La razón es doble: la fragilidad institucional que atraviesa el país y un entorno de seguridad aún inestable. En este escenario, la agencia de inteligencia aparece como el actor con mayor capacidad operativa para abrir canales, evaluar riesgos y establecer contactos estratégicos antes de una reapertura formal de la embajada estadounidense en Caracas.
Fuentes involucradas en las conversaciones señalan que, en una primera etapa, funcionarios estadounidenses podrían operar desde un anexo administrado por la CIA.
Esta estructura permitiría iniciar contactos informales con sectores del nuevo gobierno, miembros de la oposición y actores considerados potenciales amenazas, una dinámica similar a la aplicada previamente por Estados Unidos en otros contextos de transición política.
La prioridad inmediata consiste en crear canales de enlace con los servicios de inteligencia venezolanos. Este tipo de interacción, explican exfuncionarios, resulta más viable desde el ámbito de la inteligencia que desde la diplomacia tradicional, ya que habilita conversaciones sensibles que no suelen pasar por vías oficiales.
En ese marco, la agencia también tendría un rol clave en compartir información estratégica relacionada con la presencia e intereses de potencias como China, Rusia e Irán en territorio venezolano, siempre bajo autorización de la Oficina del Director de Inteligencia Nacional.
El protagonismo de la CIA no es nuevo en el caso venezolano. Agentes de la agencia operaron en el país durante los meses previos a la captura de Maduro, desplegando un equipo reducido que siguió sus movimientos y rutinas.
Esa labor de inteligencia resultó decisiva para el éxito de la operación, apoyada además por fuentes internas dentro del propio aparato estatal venezolano.
Mientras tanto, el Departamento de Estado ya dio pasos iniciales hacia una eventual reapertura de la embajada cerrada desde 2019.
A comienzos de enero, un equipo limitado de diplomáticos y personal de seguridad viajó a Caracas para evaluar las condiciones del edificio y las posibilidades de reanudar operaciones de forma gradual.

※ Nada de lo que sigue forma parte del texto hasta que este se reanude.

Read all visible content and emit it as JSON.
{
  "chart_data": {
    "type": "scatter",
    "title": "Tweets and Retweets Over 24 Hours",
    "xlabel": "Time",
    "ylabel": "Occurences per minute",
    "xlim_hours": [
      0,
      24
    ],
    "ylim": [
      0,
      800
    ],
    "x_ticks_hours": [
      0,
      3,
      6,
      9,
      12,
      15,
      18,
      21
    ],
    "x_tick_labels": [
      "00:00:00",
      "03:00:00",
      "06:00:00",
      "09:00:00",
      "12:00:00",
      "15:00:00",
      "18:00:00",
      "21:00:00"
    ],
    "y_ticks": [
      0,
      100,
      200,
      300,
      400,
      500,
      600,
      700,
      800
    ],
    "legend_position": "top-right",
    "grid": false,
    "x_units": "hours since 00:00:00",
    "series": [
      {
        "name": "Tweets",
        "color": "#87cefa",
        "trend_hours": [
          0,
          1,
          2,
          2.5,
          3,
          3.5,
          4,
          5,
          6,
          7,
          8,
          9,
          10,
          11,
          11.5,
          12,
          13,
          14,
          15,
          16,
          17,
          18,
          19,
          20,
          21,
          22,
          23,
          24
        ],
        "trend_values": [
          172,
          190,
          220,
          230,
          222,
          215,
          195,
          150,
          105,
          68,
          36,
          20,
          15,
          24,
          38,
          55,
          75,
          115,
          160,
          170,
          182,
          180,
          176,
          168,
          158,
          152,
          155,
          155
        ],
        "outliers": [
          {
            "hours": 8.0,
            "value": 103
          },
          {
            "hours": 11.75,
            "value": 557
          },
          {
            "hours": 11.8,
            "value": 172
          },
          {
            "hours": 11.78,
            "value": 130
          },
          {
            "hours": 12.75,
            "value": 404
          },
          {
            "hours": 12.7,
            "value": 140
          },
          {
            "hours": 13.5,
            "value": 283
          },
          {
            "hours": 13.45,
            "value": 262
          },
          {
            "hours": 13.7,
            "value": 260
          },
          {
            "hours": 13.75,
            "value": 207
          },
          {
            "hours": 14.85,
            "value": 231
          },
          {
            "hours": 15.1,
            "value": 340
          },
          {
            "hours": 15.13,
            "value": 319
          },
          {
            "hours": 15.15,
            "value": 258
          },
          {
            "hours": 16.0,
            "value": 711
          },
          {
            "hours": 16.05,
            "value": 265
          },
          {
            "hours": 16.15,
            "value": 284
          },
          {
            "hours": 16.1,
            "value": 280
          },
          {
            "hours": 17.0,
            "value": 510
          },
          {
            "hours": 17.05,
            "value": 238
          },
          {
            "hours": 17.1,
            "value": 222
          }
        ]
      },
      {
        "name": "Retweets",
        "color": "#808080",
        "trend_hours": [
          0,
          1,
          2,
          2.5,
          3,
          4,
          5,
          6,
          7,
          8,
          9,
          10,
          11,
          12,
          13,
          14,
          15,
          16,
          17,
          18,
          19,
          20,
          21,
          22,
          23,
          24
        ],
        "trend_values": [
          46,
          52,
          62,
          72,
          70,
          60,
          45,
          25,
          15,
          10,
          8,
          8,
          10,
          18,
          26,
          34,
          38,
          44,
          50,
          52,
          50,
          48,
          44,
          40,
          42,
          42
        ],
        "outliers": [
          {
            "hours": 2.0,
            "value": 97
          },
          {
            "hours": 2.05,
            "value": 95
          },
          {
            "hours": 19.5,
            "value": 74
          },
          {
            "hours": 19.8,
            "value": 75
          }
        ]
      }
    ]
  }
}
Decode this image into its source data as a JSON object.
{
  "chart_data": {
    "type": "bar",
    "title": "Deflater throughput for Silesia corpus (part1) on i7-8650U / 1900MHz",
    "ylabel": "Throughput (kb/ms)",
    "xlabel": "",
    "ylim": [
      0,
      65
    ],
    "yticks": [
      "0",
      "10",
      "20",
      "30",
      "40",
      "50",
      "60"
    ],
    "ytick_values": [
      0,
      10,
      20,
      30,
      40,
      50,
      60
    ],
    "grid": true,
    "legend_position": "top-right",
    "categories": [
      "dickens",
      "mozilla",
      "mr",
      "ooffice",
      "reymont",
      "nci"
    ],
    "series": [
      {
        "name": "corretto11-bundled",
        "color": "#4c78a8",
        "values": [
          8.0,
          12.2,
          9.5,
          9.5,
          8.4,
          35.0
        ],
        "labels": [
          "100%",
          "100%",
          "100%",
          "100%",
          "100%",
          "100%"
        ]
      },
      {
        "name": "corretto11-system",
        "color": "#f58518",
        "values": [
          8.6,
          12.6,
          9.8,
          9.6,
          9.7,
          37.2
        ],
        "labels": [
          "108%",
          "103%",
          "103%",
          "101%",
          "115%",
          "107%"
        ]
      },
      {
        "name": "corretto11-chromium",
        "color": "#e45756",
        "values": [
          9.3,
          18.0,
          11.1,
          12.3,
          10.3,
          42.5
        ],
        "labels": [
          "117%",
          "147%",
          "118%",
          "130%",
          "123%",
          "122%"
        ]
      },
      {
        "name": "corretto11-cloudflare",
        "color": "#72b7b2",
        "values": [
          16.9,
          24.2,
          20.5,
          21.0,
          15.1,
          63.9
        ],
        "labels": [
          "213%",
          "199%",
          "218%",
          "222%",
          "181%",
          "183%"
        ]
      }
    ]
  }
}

Sin embargo, funcionarios reconocen que aún no existe una hoja de ruta clara definida por la Casa Blanca, lo que introduce incertidumbre en el proceso.

La designación de la diplomática Laura Dogu al frente de la Unidad de Asuntos Venezolanos busca aportar experiencia y continuidad durante esta etapa de transición.
Desde esa unidad, que operó en Bogotá durante los últimos años, se coordina el regreso progresivo de personal estadounidense al país.
El presidente Donald Trump ha manifestado su intención de que empresas petroleras estadounidenses retomen operaciones en Venezuela y participen en su reconstrucción económica.
No obstante, la situación de seguridad sigue siendo un factor determinante. Los diplomáticos carecen de entrenamiento para operar en entornos de alto riesgo, lo que explica por qué la agencia asumiría un papel dominante en el corto plazo.
Resta observar cómo reaccionará la sociedad venezolana ante una presencia más visible de la agencia , históricamente utilizada por el chavismo como símbolo de injerencia extranjera. Lo cierto es que, tras años de distancia, Estados Unidos vuelve a mover piezas clave en Venezuela, con la inteligencia como herramienta central para moldear el nuevo escenario político y estratégico del país.